Ceramics by Raoul Dufy
Raoul Dufy began working as an accountant with a coffee importer at the age of 14. At night however he attended courses at the Ecole de Beaux-Arts in Le Havre. As of 1895 he painted academic watercolour paintings of landscapes as well as portraits and self-portraits. In 1900 he was granted a scholarship which allowed him to move to Paris and study at the Ecole des Beaux-Arts. He studied along with George Braque. In 1901 he was able to hold an exhibition for the first time.
As of 1904 his work became influenced by impressionists and post-impressionists. When in 1905 at the Salon des Indépendants he became acquainted with the fauvists, more particularly with the work of Matisse, he gradually let go of his academic style of painting. The fauvist influence disappeared as early as 1909 however, after having come into contact with the work of Cézanne. He increasingly began developing his own style which, after a flirt with cubism, took concrete shape. Dufy is primarily known for his colourful paintings which illustrate joie de vivre, but this is only one aspect of his work. He illustrated no less than 50 books. Dufy was an illustrator of the literary work of Apollinaire, Mallarmé, Gide and Colette among others.

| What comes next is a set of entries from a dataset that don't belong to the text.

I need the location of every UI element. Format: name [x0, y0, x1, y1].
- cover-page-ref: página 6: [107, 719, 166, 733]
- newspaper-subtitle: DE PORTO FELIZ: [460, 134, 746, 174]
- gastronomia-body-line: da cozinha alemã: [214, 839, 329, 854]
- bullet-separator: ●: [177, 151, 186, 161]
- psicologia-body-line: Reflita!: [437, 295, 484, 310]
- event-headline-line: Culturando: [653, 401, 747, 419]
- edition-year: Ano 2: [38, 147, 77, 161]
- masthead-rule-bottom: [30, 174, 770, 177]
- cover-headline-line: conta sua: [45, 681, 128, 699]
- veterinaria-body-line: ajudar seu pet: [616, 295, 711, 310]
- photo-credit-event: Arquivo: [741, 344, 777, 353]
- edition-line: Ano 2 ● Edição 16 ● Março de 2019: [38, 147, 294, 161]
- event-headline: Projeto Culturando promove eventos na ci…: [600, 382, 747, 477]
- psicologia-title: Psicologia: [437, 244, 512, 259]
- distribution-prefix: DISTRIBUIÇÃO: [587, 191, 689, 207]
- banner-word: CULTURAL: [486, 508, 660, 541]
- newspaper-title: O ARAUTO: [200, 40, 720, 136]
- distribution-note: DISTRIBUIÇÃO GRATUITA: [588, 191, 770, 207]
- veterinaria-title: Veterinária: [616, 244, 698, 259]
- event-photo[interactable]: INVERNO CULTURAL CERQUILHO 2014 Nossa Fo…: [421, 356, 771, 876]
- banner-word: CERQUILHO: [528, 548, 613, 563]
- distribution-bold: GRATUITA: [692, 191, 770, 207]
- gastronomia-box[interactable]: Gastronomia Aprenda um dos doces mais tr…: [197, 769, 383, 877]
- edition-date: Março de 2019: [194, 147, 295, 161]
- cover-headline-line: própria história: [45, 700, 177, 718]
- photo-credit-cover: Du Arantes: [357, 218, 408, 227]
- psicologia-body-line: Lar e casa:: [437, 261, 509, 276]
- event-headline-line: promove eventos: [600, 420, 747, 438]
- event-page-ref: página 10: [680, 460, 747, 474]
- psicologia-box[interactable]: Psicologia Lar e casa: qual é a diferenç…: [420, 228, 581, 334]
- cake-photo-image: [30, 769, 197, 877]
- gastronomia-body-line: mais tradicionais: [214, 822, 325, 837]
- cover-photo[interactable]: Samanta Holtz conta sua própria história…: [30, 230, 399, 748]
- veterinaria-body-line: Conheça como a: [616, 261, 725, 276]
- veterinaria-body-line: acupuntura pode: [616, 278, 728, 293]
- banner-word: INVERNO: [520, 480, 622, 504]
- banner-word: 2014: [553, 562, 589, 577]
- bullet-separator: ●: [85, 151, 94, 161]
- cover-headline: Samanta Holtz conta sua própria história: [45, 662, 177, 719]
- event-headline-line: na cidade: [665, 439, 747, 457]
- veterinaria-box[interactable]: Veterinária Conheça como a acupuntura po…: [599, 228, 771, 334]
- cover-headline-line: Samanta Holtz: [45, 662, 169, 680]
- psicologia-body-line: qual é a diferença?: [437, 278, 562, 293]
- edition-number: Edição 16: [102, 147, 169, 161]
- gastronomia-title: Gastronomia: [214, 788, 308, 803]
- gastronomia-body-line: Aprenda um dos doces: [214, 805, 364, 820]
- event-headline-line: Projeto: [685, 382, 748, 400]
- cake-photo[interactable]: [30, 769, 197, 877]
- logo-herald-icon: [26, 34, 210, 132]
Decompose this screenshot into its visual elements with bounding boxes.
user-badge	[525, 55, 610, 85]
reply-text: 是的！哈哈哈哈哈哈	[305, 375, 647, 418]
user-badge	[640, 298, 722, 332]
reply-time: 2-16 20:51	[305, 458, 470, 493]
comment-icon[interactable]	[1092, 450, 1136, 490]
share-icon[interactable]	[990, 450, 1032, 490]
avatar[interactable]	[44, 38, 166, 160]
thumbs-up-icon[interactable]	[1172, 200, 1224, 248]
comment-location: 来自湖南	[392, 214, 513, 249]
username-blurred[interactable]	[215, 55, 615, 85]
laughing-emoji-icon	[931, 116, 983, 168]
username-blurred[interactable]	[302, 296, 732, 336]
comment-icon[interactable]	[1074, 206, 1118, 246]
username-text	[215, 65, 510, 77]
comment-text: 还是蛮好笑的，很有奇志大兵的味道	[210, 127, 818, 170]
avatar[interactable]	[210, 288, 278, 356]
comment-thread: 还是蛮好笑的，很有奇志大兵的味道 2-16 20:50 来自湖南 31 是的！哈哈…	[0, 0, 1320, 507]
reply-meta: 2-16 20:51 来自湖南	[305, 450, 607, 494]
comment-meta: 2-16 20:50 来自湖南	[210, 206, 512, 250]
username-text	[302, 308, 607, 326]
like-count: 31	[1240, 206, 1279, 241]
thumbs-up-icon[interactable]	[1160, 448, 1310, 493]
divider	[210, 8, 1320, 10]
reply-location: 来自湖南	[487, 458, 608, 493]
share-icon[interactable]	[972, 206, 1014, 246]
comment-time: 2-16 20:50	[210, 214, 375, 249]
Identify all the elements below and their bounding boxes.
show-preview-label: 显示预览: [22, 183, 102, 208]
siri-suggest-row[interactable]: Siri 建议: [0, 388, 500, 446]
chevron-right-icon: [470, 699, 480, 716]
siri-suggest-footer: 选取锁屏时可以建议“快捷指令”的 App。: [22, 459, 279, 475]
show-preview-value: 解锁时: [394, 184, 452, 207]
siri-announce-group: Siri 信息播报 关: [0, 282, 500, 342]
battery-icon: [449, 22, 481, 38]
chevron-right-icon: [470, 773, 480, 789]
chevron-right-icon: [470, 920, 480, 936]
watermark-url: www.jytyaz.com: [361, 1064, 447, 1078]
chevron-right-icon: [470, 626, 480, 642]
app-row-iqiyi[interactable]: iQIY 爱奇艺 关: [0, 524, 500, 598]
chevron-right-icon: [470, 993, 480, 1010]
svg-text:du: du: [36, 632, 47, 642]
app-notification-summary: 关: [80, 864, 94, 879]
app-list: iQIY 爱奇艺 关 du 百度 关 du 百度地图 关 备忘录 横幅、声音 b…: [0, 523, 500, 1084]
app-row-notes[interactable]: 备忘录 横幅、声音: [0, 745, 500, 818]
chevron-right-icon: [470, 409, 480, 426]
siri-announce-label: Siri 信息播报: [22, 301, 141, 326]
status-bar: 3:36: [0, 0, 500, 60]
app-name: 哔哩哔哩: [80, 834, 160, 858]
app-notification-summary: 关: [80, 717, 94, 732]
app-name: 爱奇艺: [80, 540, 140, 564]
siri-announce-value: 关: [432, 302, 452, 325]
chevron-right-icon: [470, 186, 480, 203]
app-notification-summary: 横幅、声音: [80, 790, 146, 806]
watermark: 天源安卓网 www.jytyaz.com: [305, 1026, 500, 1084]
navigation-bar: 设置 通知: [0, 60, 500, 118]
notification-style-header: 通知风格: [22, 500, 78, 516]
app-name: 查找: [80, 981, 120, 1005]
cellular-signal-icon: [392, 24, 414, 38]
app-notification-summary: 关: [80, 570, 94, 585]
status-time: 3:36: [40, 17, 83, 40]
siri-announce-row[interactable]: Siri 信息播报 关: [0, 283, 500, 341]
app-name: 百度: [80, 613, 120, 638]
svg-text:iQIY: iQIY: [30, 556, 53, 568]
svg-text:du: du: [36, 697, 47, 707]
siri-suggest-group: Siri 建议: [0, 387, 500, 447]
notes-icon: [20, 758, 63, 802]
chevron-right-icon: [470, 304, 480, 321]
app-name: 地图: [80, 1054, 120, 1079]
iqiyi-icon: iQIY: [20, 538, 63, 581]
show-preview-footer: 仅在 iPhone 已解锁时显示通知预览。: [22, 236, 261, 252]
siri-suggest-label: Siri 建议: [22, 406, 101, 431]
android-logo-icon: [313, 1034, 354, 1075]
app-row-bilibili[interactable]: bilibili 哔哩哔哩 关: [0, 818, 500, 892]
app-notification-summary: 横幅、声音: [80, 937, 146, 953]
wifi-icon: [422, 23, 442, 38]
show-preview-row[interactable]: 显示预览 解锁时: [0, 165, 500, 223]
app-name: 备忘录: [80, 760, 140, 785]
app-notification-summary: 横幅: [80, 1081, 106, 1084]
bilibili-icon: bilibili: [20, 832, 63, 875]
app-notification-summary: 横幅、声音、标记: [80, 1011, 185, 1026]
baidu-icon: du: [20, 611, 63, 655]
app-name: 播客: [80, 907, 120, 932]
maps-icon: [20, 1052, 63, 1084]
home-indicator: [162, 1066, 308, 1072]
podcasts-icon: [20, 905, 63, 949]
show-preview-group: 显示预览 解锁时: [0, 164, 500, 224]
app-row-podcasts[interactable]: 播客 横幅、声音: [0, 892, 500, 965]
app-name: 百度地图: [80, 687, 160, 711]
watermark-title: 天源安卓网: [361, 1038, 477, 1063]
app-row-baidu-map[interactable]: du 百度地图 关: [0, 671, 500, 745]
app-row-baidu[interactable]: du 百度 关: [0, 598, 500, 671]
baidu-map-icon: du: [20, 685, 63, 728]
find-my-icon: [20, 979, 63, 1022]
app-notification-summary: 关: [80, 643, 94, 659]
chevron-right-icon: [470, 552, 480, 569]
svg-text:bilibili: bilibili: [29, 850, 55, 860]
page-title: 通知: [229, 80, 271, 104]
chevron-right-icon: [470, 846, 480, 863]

When he met Paul Poiret in 1911, one of the greatest 20th-century fashion designers, he realized his first textile designs. The following year he was offered a contract with the Bianchini-Férier house in Lyon where he would work as a motif designer for printed or woven silk for 17 years. He created no less than 5,000 watercolour paintings and gouaches for fabric designs. In 1918 he realized his first theatre set design. His designs for the set and the costumes of “Le boeuf sur le toit” by Cocteau were met with much praise.
In 1923 he experimented for the first time with ceramic art. He designed a great many sets for the vases of Catalan ceramic artist José Lloréns Artigas. Dufy had his first exposition in Brussels in the gallery Le Centaure. Dufy’s contribution to the applied arts was significant. He completely abstained from making a hierarchical distinction between the “higher” (or visual) arts and the “lower” (the applied arts). He practised both with equal enthusiasm. In 1937 Raoul Dufy designed a 10-metre high and 60-metre wide mural for the Electricity palace at the Paris World Fair, an homage to electricity. During his journey to the United States in 1950-1951 he created countless textile, set and carpet designs. Dufy died in 1953 in Forcalquier in southern France.
Naturally, the Design Museum Gent exhibition focuses on his work as a decorative painter, and will display a ceramics collection which has never before been seen in Belgium. The objects are brought in from various French private collections and from museums.